Zusammen mit Henning Baum erzählte der 48-jährige Regisseur anschließend von der Idee zu dem Film vor fünf Jahren. "Ich wollte schon immer einmal mit Henning Baum drehen", so Peter Thorwarth. "Ein Gedanke war erst, an die Serie mit einer sechsten Staffel anzuknüpfen. Aber das wäre nicht das richtige gewesen." Im Kino-Remake wird die Geschichte um Mick Brisgau neu und vor allem komprimiert erzählt. "Wir können ja nicht so ausführlich ins Detail gehen wie in der Serie." Der Regisseur erzählt aber auch von den Steinen, die ihnen bei der Entstehung des Films in den Weg gelegt wurden. Über Budgetprobleme, die fast Szenen des Films verhindert hätten. Aber auch über die Sponsoren und Helfer, die immer wieder aktiviert werden konnten. "Peter hat immer an den Film geglaubt, dafür gekämpft und sich nicht abschrecken lassen", sagt Henning Baum (47). Er selbst habe mitgeholfen so gut es ging: "Für die Szene im Knast habe ich kurzerhand meine Kumpels gefragt. Die waren sofort dabei." Das schreit nach jeder Menge Spaß, und das merkt man dem Film auch an.  

Eine Frage aus dem Publikum ging direkt an Peter Thorwarth. Ob er sich freue wieder hier in Unna zu sein. "Für mich ist es völlig normal hier in Unna zu sein, ich bin nämlich regelmäßig hier.

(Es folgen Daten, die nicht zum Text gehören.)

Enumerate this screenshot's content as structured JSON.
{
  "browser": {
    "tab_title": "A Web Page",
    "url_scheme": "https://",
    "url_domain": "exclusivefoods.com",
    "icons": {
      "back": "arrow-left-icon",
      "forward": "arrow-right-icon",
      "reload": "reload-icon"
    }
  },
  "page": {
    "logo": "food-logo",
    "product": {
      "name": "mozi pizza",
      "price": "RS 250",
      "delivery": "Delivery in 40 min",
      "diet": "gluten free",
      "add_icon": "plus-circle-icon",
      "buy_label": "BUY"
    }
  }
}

Ich besuche meine Eltern, meinen Bruder mit seiner Familie und natürlich meine Kumpels." Über die große positive Resonanz auf seinen Film war er aber sichtlich erfreut.

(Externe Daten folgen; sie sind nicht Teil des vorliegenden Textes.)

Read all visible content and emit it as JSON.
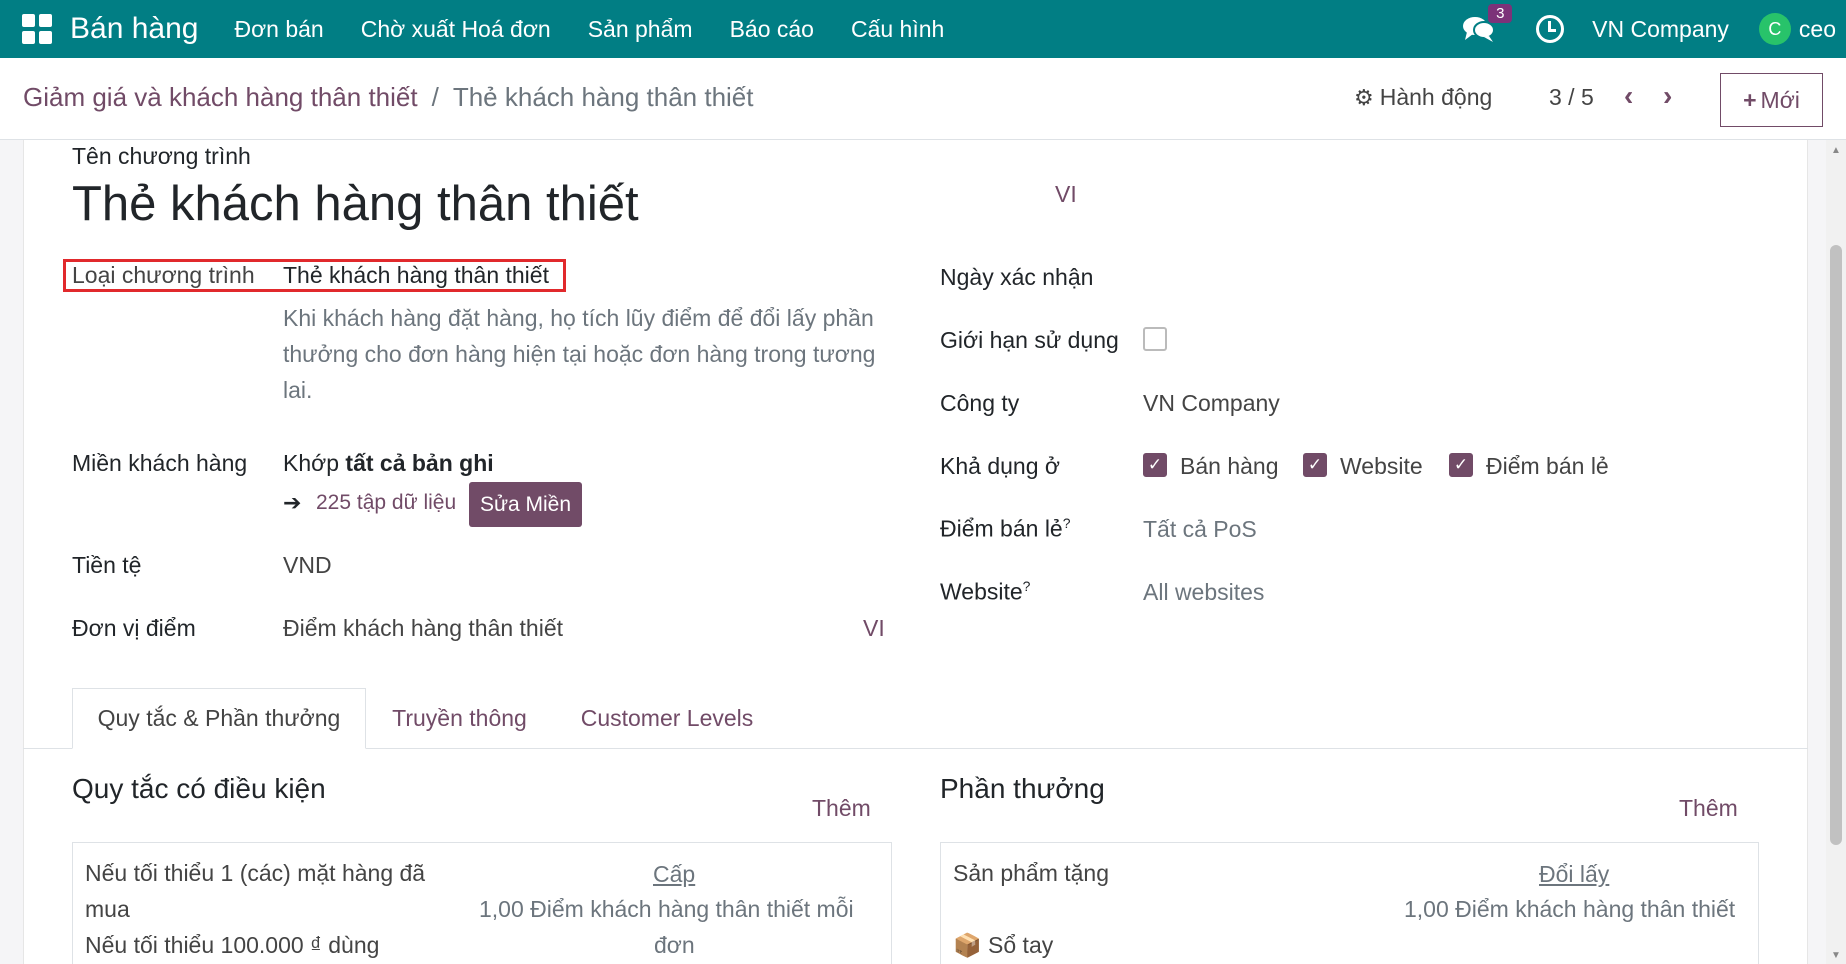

Der Darsteller des jungen Mick Brisgau kommt übrigens ebenfalls aus dem Kreis Unna. Jannik Kloft ist in Holzwickede groß geworden und stand nach der Vorpremiere in Unna mit vor dem Publikum: "In der Schauspielschule wurden wir gefragt, mit welchem Regisseur wir am liebsten drehen möchten. Alle nannten Namen wie Martin Scorsese. Ich nannte Peter Thorwarth. Dass das jetzt geklappt hat, ist super."

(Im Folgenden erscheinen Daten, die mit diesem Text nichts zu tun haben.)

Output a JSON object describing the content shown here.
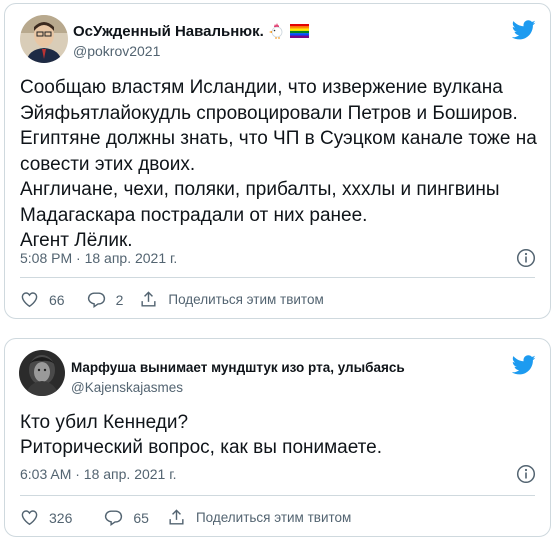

Ein besonderes Bonbon erhielten die Unnaer Zuschauer am Ende der Veranstaltung. Nachdem ein Fan aus dem Publikum nach einem Selfie gefragt hatte, entschied Henning Baum kurzerhand, dass er mit Peter Thorwarth und Jannik Kloft zusammen mit allen Interessierten aus dem Saal ein Selfie machen würde. "Stellt euch alle links in einer Reihe auf und haltet die Kamera schon einmal einsatzbereit. Das wird ein langer Abend!" 

Zum Film:
25 Jahre lang hat der knallharte Ruhrpott-Polizist Mick Brisgau im Koma gelegen, als er in einer ihm unbekannten Welt erwacht. Sein altes Team wird von einer Kommissarin geleitet, der raue Ton ist der Bürokratie gewichen, und seine ehemalige Freundin Lisa hat einen neuen Mann an ihrer Seite. Mit Andreas Kringge bekommt Mick den spießigsten Polizisten des Reviers als Aufpasser zur Seite gestellt, der sich zu allem Überfluss als neuer Mann an Lisas Seite herausstellt. Dazu kommt die Frage: Wer hat Mick vor 25 Jahren ins Koma befördert? Erzählt wird mit lockeren Sprüchen, viel Humor, rasanter Action und jeder Menge Herz von Peter Thorwarth.